After stripping, inspect the exposed surface for defects: honeycombing, form joint lines, or surface imperfections. Repair minor defects with a polymer-modified cementitious patch. For architectural concrete, perform a wash or light sandblasting to achieve a uniform texture.

Curing: Immediately apply a curing compound or wet curing blankets. For curved vertical surfaces, use a spray-on membrane or wrap with curing covers that stay in place for at least 7 days. Proper curing ensures durability, reduces cracking, and enhances the final appearance.

Safety Considerations in Curved Formwork

The complex geometry of curved formwork increases the risk of falling, struck-by objects, and crushing during assembly and stripping. Implement the following safety measures:

  • Fall Protection: Install guardrails on all open sides of the formwork, especially at heights above 2 m. Use safety harnesses when working near the edges of curved platforms.
  • Stability: Ensure all falsework and scaffolding is braced against lateral loads. For tunnel forms, use mechanical locks to prevent movement during placement.
  • Limited Access: Plan access routes and egress points. In tunnel working, provide emergency lighting and ventilation.
  • Communication: Use clear hand signals or radios between the concrete pump operator, formwork supervisor, and safety officer.
  • Training: All personnel should be trained on the specific formwork system used, including its limitations and emergency procedures.

Case Study: Execution of a Curved Cable-Stayed Bridge

A notable example of complex curved formwork is the Voie Verte Bridge in France, which features a curved concrete box girder with a 250-meter radius. The formwork system used was a custom steel traveler that was adjusted for each segment using hydraulic jacks guided by a laser total station. The team achieved alignment tolerances of ±5 mm despite segments that varied in both radius and cross-section.
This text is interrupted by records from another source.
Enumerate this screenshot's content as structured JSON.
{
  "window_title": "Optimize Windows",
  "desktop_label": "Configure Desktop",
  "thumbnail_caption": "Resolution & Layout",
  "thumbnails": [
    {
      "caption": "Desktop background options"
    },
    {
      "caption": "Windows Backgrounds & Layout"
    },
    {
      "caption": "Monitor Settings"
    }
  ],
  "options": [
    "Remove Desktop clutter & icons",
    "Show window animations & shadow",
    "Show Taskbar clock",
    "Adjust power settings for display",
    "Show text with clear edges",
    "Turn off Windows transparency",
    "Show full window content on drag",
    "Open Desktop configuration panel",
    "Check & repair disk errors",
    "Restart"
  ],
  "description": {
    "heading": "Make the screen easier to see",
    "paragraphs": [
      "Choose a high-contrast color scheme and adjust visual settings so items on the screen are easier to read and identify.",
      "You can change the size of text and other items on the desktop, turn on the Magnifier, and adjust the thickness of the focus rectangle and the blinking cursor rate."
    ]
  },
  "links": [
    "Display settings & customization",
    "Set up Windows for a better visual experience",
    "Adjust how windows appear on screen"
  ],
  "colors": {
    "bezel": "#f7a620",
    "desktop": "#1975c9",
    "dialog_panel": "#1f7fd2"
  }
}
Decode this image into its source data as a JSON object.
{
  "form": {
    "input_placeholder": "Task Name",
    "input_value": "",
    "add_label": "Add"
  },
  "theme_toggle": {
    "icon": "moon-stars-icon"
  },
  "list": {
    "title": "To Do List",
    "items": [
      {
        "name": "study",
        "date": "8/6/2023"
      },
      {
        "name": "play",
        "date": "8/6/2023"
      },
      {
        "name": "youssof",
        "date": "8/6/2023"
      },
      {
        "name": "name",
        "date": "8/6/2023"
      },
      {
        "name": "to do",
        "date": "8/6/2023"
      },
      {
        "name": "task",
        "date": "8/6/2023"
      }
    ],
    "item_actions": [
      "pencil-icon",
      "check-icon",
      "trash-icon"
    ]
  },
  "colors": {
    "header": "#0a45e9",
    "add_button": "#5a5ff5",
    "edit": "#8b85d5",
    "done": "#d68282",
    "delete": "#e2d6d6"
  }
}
Key lessons included the importance of pre-assembling all panels in the yard and using a dedicated crew for formwork adjustment only. The project was completed on schedule, demonstrating that careful planning and robust monitoring can conquer curved formwork challenges.

Advancements in digital fabrication and automation are reshaping formwork for complex curved structures. 3D-printed formwork — using sand or polymer-based materials — can create intricate shapes without the need for custom molds. Robotic assembly of formwork panels is being tested on large infrastructure projects, promising increased accuracy and speed. Self-climbing formwork systems that move along curved rails are becoming more common for high-rise curved walls and tunnel linings. Additionally, smart formwork embedded with sensors that provide real-time data on stress, temperature, and alignment will enable proactive adjustments during concrete placement, reducing the risk of defects.

Conclusion

Planning and executing formwork for complex curved bridges and tunnels is a demanding but achievable task when approached with systematic rigor. The process begins with precise geometric modeling, selection of appropriate formwork systems and materials, and detailed load analysis. Execution requires careful fabrication, meticulous on-site installation, and continuous monitoring during concrete placement. Safety must be woven into every step, and quality control ensures that the final structure meets both structural and aesthetic standards. By applying the principles outlined in this guide — and learning from real-world precedents — engineering and construction teams can confidently tackle the challenges of curvature and deliver infrastructure that is as durable as it is elegant. For further reading on formwork standards, refer to the ACI 347 Guide to Formwork for Concrete and the EN 12812 Falsework Standards. For computational formwork design, explore S-FORMWORK or similar BIM-integrated tools.